These Women Never Went Out, But Were Perpetually
Employed In Spinning Cotton And Wool, Which They Wove Into Cloth, And Then
Burned Along With The Bones Of White Sheep, Throwing The Ashes Into The
Air In Honour Of The Sun.
These women were consecrated to perpetual
celibacy, and were put to death if found to be with child, unless they
could swear that their child was begotten by the sun.

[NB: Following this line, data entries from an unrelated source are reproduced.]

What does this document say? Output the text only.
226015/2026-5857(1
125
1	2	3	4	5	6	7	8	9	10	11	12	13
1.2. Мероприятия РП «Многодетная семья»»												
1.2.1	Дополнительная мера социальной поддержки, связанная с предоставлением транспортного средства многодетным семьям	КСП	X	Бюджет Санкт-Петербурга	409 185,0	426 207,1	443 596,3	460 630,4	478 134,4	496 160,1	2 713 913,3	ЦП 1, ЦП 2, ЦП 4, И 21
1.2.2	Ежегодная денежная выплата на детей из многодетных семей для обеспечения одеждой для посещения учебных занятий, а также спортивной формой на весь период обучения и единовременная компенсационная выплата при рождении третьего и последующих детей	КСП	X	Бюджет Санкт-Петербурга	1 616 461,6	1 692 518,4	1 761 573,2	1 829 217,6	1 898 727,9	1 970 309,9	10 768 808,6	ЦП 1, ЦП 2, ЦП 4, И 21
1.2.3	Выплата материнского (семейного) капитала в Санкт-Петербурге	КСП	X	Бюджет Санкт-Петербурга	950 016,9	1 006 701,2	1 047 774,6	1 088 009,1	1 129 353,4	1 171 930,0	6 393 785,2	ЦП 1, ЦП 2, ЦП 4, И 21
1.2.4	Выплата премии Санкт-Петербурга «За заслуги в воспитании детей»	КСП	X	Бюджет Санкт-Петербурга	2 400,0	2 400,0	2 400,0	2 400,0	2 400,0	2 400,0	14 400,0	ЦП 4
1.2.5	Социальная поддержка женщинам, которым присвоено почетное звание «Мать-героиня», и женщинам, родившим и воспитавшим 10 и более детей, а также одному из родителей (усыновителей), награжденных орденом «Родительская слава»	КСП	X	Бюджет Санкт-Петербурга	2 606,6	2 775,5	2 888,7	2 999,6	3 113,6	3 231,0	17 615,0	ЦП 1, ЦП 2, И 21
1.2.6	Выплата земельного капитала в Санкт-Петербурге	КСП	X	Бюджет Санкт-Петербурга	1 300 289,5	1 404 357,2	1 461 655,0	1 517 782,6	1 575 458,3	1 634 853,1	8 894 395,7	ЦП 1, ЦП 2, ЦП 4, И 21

Every year, at the season of the maize harvest, the mountaineer Peruvians
had a solemn festival; on which occasion they set up two tall straight
trees like masts, on the top of which was placed the figure of a man
surrounded by other figures and adorned with flowers. The inhabitants went
in procession armed with bows and arrows and regularly marshalled into
companies, beating their drums and with great outcries and rejoicings,
each company in succession discharging their arrows at the dressed up
figure. After which the priests set up an idol at the bottom of the masts,
before which they sacrificed a man or a sheep, sprinkling the idol with
the blood of the victim; and having inspected the heart and entrails of
the sacrifice, they reported the signs they had discovered to the people,
who were sad or rejoiced according as these were good or bad. The whole of
this festival was usually spent in dancing and drinking, and in various
games and sports, some of which were warlike exercises, with maces, clubs,
axes and other arms.
All the caciques and other principal inhabitants of Peru are reposited
after their death in a kind of vaults, clothed in all their richest
dresses, and seated in a kind of chairs which they name _duos_. It was
customary also to bury along with them one or two of their best beloved
wives, and on this occasion the honour was frequently contested among the
wives of the deceased, unless when the husband had previously settled who
were to be chosen to accompany him in the tomb.